YANU - Robot Bartender

Like oil and water or brushing your teeth and then drinking fruit juice, alcohol and cutting-edge robotics just don’t sound a good mix. But the folks behind Yanu, a new “fully autonomous robot bartender powered by A.I.” hope to help change that perception.

Built by Estonian tech startup Robolab, Yanu doesn’t exactly look like your stereotypical bartender. In place of a waistcoat and reassuringly weather-worn features, it takes the form of a snake-like flexible robot arm that’s capable of gripping glasses, pouring bottles, taking payments and doing … well, whatever else a bartender needs to do to turn your drinks order into a soothing, refreshing beverage in your hand.

 “For me, this was prompted by the crazy idea of, ‘could I create the perfect Mr. Jeeves who will serve me a drink?’” Alan Adojaan, CEO of Robolab, told Digital Trends. “It’s a boy’s dream of building a superior machine that will serve and play along. It’s a bit crazy, but why not try? The setup is easy: a robot hand mixes drinks and serves them. That’s what differs it from a vending machine. There is a show going on, and real-life action. You gotta see it!”
 

As to why he felt the need to replace human bartenders, Adojaan said it’s all about efficiency. “I ran nightclubs for 15 years, and this work is constant problem-solving,” Adojaan continued. “There is a never-ending bottleneck between a bar and customer: You want to put out more drinks and customers want to buy more, but you never have enough bartenders available. It’s a nightmare and you have to be constantly optimizing. I dream of a perfect bar, where the bar works faster than customers can order.“

While Adojaan acknowledges that certain parts of the human bartender experience can’t be replicated, he said that Yanu promises to “help out in places with huge numbers of customers incoming, where humans work as robots, and there is not enough workforce. There will always be nice bars, with friendly bartenders, who take time to talk to people. We are aiming at the crammed nightclubs, where the bartender is a robot by default.”

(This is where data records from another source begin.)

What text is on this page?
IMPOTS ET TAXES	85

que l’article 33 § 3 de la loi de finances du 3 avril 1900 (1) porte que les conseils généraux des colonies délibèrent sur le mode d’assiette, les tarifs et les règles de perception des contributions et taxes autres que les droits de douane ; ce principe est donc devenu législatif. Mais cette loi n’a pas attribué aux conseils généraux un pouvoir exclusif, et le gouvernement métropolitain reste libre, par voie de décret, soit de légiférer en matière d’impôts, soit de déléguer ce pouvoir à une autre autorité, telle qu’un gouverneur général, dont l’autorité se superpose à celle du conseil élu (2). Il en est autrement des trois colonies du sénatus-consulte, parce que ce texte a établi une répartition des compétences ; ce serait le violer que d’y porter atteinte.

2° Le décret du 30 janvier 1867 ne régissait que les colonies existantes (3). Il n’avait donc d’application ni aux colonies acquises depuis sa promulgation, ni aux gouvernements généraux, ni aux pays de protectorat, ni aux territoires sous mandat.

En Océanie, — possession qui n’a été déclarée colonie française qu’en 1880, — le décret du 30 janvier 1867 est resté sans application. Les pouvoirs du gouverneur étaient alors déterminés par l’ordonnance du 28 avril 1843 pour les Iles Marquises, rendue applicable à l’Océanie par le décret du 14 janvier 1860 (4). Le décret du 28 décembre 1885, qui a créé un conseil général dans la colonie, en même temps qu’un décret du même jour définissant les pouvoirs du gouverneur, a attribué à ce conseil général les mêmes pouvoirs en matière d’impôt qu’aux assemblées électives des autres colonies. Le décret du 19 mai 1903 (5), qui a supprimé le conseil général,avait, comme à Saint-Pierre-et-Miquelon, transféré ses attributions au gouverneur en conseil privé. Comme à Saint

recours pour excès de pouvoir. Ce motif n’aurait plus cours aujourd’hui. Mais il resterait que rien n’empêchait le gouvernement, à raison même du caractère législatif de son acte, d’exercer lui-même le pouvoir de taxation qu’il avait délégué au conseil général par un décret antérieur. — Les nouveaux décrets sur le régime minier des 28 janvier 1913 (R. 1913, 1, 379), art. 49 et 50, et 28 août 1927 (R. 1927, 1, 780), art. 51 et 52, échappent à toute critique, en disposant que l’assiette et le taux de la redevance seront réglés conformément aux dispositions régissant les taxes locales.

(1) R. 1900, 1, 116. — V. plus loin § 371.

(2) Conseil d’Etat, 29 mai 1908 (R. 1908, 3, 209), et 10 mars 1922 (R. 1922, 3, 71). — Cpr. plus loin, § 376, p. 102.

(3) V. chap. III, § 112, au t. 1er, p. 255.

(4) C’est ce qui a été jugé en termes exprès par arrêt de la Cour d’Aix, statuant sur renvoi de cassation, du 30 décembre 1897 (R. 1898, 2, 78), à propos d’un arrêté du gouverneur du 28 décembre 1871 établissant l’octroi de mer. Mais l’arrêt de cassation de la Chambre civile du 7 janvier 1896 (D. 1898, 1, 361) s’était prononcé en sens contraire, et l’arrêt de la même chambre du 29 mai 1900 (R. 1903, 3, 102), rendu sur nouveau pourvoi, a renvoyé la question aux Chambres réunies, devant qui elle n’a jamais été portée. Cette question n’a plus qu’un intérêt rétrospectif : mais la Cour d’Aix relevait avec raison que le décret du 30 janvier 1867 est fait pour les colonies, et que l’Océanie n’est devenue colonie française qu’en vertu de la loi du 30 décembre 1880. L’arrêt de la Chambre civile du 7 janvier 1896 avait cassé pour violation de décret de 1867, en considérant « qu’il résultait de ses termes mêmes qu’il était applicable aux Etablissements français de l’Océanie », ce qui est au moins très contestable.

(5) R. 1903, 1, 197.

We’ll have to wait until we see it to know for sure, but Adojaan certainly sounds confident about his $150,000 machine. A prototype of Yanu is set to be debuted in the next couple of months before it’s made publicly available to purchase in the next six months or so. It’s far from the only robot bartender we’ve covered before, though, so it will be fascinating to see how this space plays out in the years to come.

At the very least, testing them all sounds like it’s got the makings of a very fun “research” pub crawl!